Albany, N. Y.

I still take it you are interested in the census of your family. Recent events in this city have altered the figures. Don't attempt to write a history of the tribe of Van Epps without consulting Sanford Jones.

“There!” said young Jones, “that ought to fetch him. He won't know whether I mean the birth of a baby or Mary's death. If he doesn't come to see her now, I will mark him off my list for good. I would as it stands, if it were not for Mary.”

“Won't father worry, dear?” asked Mary, when young Jones repeated the ambiguous message he had aimed at his up-the-State father-in-law.

“I expect him to shed apprehensive tears all the way to New York,” replied young Jones. “But don't fret, Mary; I am sure he will come; and a tear or two won't hurt him. They will help his eyes, even though they do his heart no good. I don't resent his treatment of me, but his neglect of you is not so easy to forgive.”

II

This was the story:

Back four years, Albany would have shown you young Jones opening his law office in that hamlet. Mary was “Mary Van Epps.” At that time seventeen years was all the family register allowed to her for age.

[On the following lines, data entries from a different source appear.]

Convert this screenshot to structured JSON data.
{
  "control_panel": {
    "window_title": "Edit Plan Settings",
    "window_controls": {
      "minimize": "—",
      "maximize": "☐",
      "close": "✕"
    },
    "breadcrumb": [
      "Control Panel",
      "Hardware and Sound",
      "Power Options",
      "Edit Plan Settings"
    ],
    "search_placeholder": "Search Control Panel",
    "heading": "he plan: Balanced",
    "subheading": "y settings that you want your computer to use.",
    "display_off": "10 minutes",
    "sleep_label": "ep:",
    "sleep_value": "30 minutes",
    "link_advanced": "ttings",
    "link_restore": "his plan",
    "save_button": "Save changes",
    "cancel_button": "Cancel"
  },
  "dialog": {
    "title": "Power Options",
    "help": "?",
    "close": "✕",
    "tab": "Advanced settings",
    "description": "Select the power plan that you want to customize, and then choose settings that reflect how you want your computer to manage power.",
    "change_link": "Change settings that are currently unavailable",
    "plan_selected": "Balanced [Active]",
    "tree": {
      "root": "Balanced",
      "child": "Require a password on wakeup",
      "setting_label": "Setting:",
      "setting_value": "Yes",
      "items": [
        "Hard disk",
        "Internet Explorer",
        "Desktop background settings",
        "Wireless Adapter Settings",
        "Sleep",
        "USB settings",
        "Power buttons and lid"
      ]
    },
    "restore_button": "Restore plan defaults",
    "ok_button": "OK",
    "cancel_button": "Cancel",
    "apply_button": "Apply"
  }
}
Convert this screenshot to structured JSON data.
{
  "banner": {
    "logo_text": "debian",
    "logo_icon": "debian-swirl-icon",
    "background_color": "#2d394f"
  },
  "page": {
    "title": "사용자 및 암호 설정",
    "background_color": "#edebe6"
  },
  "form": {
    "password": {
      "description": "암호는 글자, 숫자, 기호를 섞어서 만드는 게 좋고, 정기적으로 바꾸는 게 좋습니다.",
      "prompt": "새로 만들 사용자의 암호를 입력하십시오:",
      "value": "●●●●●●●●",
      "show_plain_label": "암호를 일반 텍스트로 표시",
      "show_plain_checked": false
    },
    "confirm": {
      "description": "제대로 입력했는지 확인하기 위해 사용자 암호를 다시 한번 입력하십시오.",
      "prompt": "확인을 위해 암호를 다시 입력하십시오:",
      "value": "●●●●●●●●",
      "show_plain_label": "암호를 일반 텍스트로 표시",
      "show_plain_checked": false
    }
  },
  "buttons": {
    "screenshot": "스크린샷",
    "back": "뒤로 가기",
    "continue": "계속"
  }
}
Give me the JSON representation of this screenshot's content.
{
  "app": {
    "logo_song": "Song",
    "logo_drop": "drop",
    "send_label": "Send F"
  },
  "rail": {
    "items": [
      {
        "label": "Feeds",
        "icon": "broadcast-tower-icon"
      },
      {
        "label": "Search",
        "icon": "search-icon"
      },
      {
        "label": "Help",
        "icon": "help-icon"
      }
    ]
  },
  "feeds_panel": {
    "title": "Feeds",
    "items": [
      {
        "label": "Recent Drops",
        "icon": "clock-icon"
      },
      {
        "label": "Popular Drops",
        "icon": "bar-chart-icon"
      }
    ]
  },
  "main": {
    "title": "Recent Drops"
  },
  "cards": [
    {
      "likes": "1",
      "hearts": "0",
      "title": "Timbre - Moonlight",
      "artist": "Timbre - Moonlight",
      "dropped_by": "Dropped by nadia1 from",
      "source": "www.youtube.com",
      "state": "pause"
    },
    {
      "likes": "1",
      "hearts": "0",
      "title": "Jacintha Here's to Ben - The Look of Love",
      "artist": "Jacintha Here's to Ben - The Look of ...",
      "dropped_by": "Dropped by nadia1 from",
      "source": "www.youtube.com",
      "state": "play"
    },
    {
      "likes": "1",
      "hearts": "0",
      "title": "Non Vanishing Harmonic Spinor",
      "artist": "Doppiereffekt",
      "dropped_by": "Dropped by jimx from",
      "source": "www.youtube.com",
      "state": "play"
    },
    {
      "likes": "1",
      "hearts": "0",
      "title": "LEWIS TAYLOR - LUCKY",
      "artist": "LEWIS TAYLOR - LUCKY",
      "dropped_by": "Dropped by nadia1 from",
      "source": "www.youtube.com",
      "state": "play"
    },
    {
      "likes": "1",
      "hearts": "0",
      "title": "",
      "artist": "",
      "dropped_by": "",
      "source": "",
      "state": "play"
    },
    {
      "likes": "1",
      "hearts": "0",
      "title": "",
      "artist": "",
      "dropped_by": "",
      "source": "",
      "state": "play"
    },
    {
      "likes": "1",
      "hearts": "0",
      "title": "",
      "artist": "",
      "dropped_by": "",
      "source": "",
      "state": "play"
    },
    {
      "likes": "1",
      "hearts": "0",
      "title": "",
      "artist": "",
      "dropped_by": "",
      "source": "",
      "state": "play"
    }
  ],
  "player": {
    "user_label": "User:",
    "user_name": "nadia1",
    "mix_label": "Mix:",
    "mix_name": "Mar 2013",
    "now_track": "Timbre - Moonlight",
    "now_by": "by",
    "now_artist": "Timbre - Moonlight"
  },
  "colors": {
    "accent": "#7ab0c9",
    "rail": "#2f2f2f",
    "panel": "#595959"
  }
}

Her father, Colonel Stuyvesant Van Epps, was one of the leading citizens of Albany. While not a millionaire, he was of sufficient wealth to dazzle the local eye, and he was always mentioned by the denizens of his native place as “rich.”

Colonel Stuyvesant Van Epps had a weakness. He was slave to the pedigree habit. Never a day went by but he called somebody's attention to those celebrities who aforetime founded and set flowing the family of Van Epps; and he proposed at some hour in the future to write a history of that eminent house. With his wealth and his family pride to prompt him, it came easy one day for Colonel Stuyvesant Van Epps to object with decision and vigour to a match between young Jones and his daughter Mary.